Aging Disease-Gene Defect Active in Normal Cell Aging

Preventing mutation reverses cellular aging and octogenarian's cells act more like a child's

THURSDAY, April 27 (HealthDay News) -- A splicing defect in the lamin A gene is known to cause premature aging diseases, and the same defect has now been linked to the normal process of cellular aging, according to a report published April 27 in Sciencexpress, the early online edition of Science.
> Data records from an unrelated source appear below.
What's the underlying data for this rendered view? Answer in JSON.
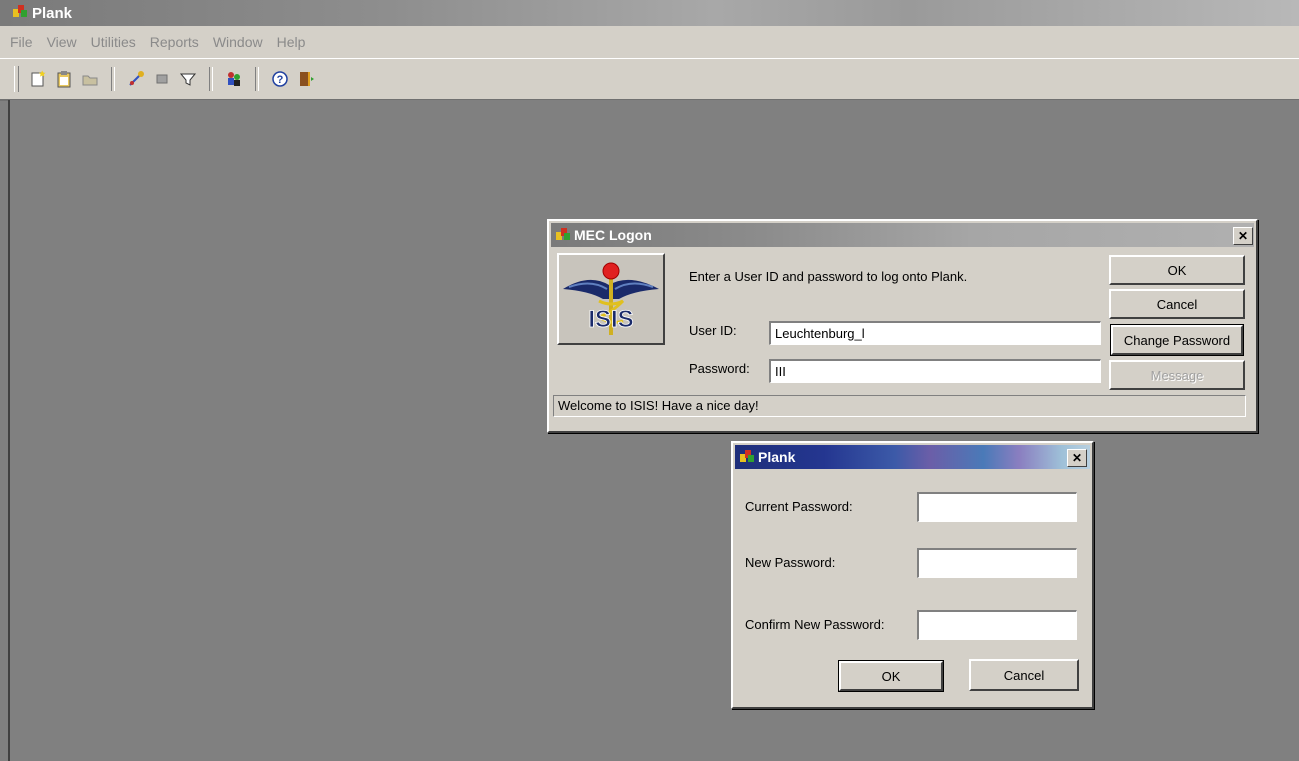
{
  "app": {
    "title": "Plank"
  },
  "menu": [
    "File",
    "View",
    "Utilities",
    "Reports",
    "Window",
    "Help"
  ],
  "toolbar": {
    "buttons": [
      "new-document-icon",
      "clipboard-icon",
      "folder-icon",
      "connect-icon",
      "record-icon",
      "filter-icon",
      "people-icon",
      "help-icon",
      "exit-door-icon"
    ]
  },
  "logon": {
    "title": "MEC Logon",
    "logo_text": "ISIS",
    "instruction": "Enter a User ID and password to log onto Plank.",
    "user_id_label": "User ID:",
    "user_id_value": "Leuchtenburg_l",
    "password_label": "Password:",
    "password_value": "III",
    "ok_label": "OK",
    "cancel_label": "Cancel",
    "change_password_label": "Change Password",
    "message_label": "Message",
    "status": "Welcome to ISIS! Have a nice day!"
  },
  "change_password": {
    "title": "Plank",
    "current_label": "Current Password:",
    "new_label": "New Password:",
    "confirm_label": "Confirm New Password:",
    "current_value": "",
    "new_value": "",
    "confirm_value": "",
    "ok_label": "OK",
    "cancel_label": "Cancel"
  },
  "colors": {
    "workspace": "#808080",
    "chrome": "#d4d0c8",
    "dialog_title_blue": "#1e2e7a"
  }
}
Reversing the defect causes fibroblasts to lose some age-related characteristics, and cells from 80- and 90-year-olds proliferate more like a child's.

Paola Scaffidi, Ph.D., and Tom Misteli, Ph.D., from the U.S. National Cancer Institute in Bethesda, Md., found that a splicing mutation that causes a shortened lamin A (LMNA) protein and is linked to the premature aging disease, Hutchinson-Gilford Progeria syndrome (HGPS), occurs sporadically in the cells of normally aging people.

The investigators found that the normally aging cells display nuclear characteristics similar to those from HGPS patients, including condensed chromatin and unrepaired DNA damage. Blocking the mutant splice site in healthy fibroblasts from normal individuals in their 80s and 90s reversed some of these nuclear defects and brought their proliferative rate back to the level of cells from a child.

"Given our finding that several nuclear defects in aged cells are reversible upon inhibition of the aberrant splicing event in LMNA, it will be interesting to determine whether other cellular features of aging respond to such treatment and whether organismal aging can be modulated by interference with lamin A," the authors write.